Le résultat, selon le conseil départemental, de l’embolisation de son dispositif d’accueil. « Le département accueille aujourd’hui 270 mineurs isolés étrangers, contre 51 en 2011, précise-t-on au cabinet de Philippe Grosvalet, président (PS) du conseil départemental. Face à cette arrivée importante, 25 places supplémentaires ont été créées à l’automne 2014, puis 40 autres en juin dernier, en foyer, en hôtel ou en appartement. Sauf qu’à partir de mi-juillet, le dispositif s’est trouvé sous tension de manière inattendue. Les trois premiers jeunes qui ont fait condamner le département ont été hébergés dans la semaine qui a suivi le jugement, sachant que, parallèlement, il y a eu d’autres mises à l’abri », cette fois quand les ordonnances de placement provisoire du parquet ont été exécutées.
Plus aucun mineur isolé étranger ne serait à la rue, selon le conseil départemental, à moins que, nuance la Cimade, certains « ne se soient pas présentés ou soient sortis du dispositif ». Mais tandis que l’association regrette un « bras de fer » juridique durant tout l’été, accompagné d’interpellations publiques, pour contraindre le département à assumer ses responsabilités, ce dernier estime faire les frais du manque de solidarité interdépartementale. Nombre de jeunes étaient, durant l’été, toujours en attente d’une « réorientation » après la phase d’évaluation de leur situation financée par l’Etat (cinq jours), explique-t-il, ce qui avait contribué à saturer le dispositif d’accueil. La Loire-Atlantique figure en outre parmi les premiers territoires en termes d’arrivées, alors que nombre de départements rechignent toujours à accueillir des mineurs isolés étrangers, selon le système prévu par la circulaire de la garde des Sceaux du 31 mai 2013.
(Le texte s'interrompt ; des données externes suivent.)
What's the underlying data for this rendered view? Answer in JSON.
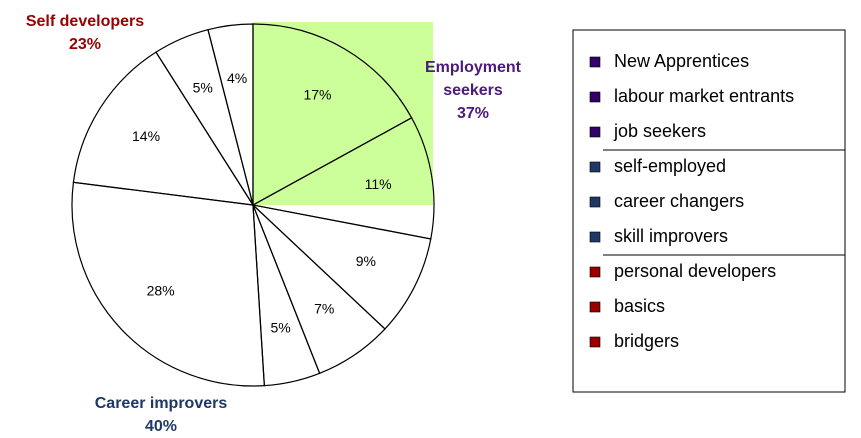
{
  "chart_data": {
    "type": "pie",
    "categories": [
      "New Apprentices",
      "labour market entrants",
      "job seekers",
      "self-employed",
      "career changers",
      "skill improvers",
      "personal developers",
      "basics",
      "bridgers"
    ],
    "values": [
      17,
      11,
      9,
      7,
      5,
      28,
      14,
      5,
      4
    ],
    "value_labels": [
      "17%",
      "11%",
      "9%",
      "7%",
      "5%",
      "28%",
      "14%",
      "5%",
      "4%"
    ],
    "colors": [
      "#330066",
      "#330066",
      "#330066",
      "#1f3864",
      "#1f3864",
      "#1f3864",
      "#990000",
      "#990000",
      "#990000"
    ],
    "groups": [
      {
        "name": "Employment seekers",
        "label": "37%",
        "color": "#4b1a7a"
      },
      {
        "name": "Career improvers",
        "label": "40%",
        "color": "#1f3864"
      },
      {
        "name": "Self developers",
        "label": "23%",
        "color": "#990000"
      }
    ]
  }
}
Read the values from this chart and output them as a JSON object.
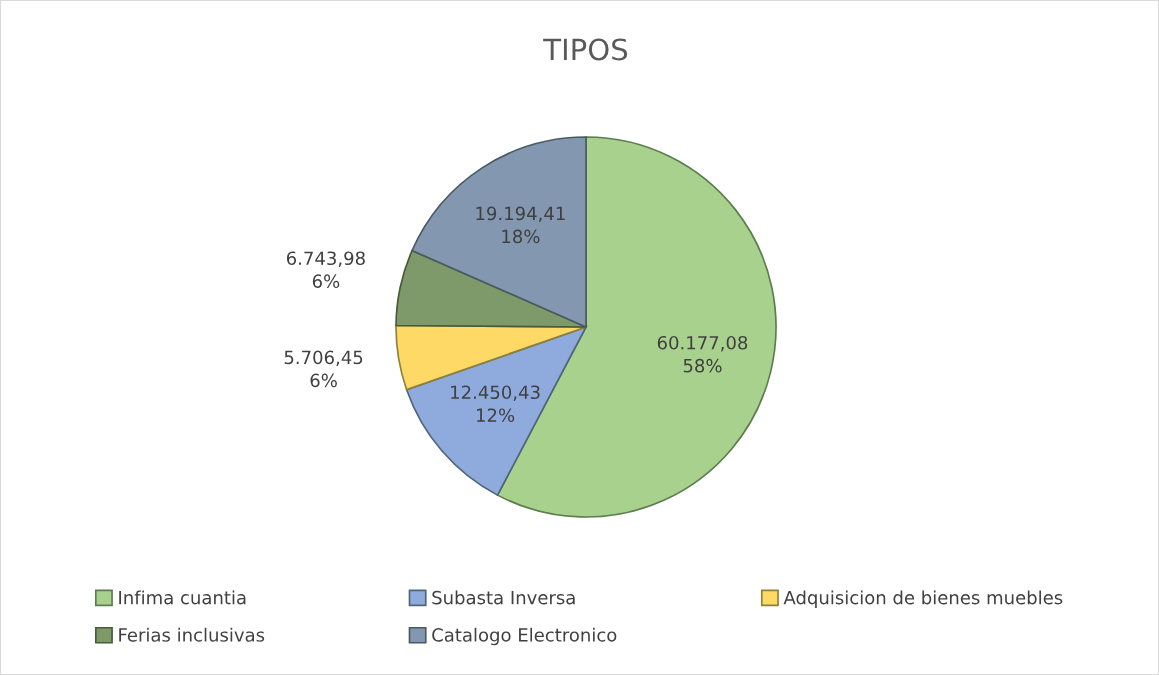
{
  "chart_data": {
    "type": "pie",
    "title": "TIPOS",
    "categories": [
      "Infima cuantia",
      "Subasta Inversa",
      "Adquisicion de bienes muebles",
      "Ferias inclusivas",
      "Catalogo Electronico"
    ],
    "values": [
      60177.08,
      12450.43,
      5706.45,
      6743.98,
      19194.41
    ],
    "value_labels": [
      "60.177,08\n58%",
      "12.450,43\n12%",
      "5.706,45\n6%",
      "6.743,98\n6%",
      "19.194,41\n18%"
    ],
    "colors": [
      "#a9d18e",
      "#8faadc",
      "#ffd966",
      "#7f9a6a",
      "#8497b0"
    ],
    "legend": "bottom"
  }
}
Si, après le recours d’une dizaine de départements, le Conseil d’Etat a censuré, au début de l’année, les dispositions de ce texte portant sur les critères de répartition des mineurs isolés, le principe de l’orientation du jeune, au regard de son intérêt supérieur, et le fonctionnement de la cellule créée à cet effet subsistent(1). Pour autant, témoigne en effet la direction de la protection judiciaire de la jeunesse, « les orientations proposées par la cellule sont parfois remises en cause par les départements qui estiment que leur dispositif d’accueil des enfants en danger est saturé » et « les départements dans lesquels les mineurs isolés arrivent en plus grand nombre ne parviennent pas toujours à les réorienter et n’acceptent plus, à leur tour, d’accueillir des enfants d’autres départements ». La proposition de loi relative à la protection de l’enfant, en cours d’examen au Parlement, prévoit de donner une assise législative au système de répartition des mineurs isolés étrangers entre les départements.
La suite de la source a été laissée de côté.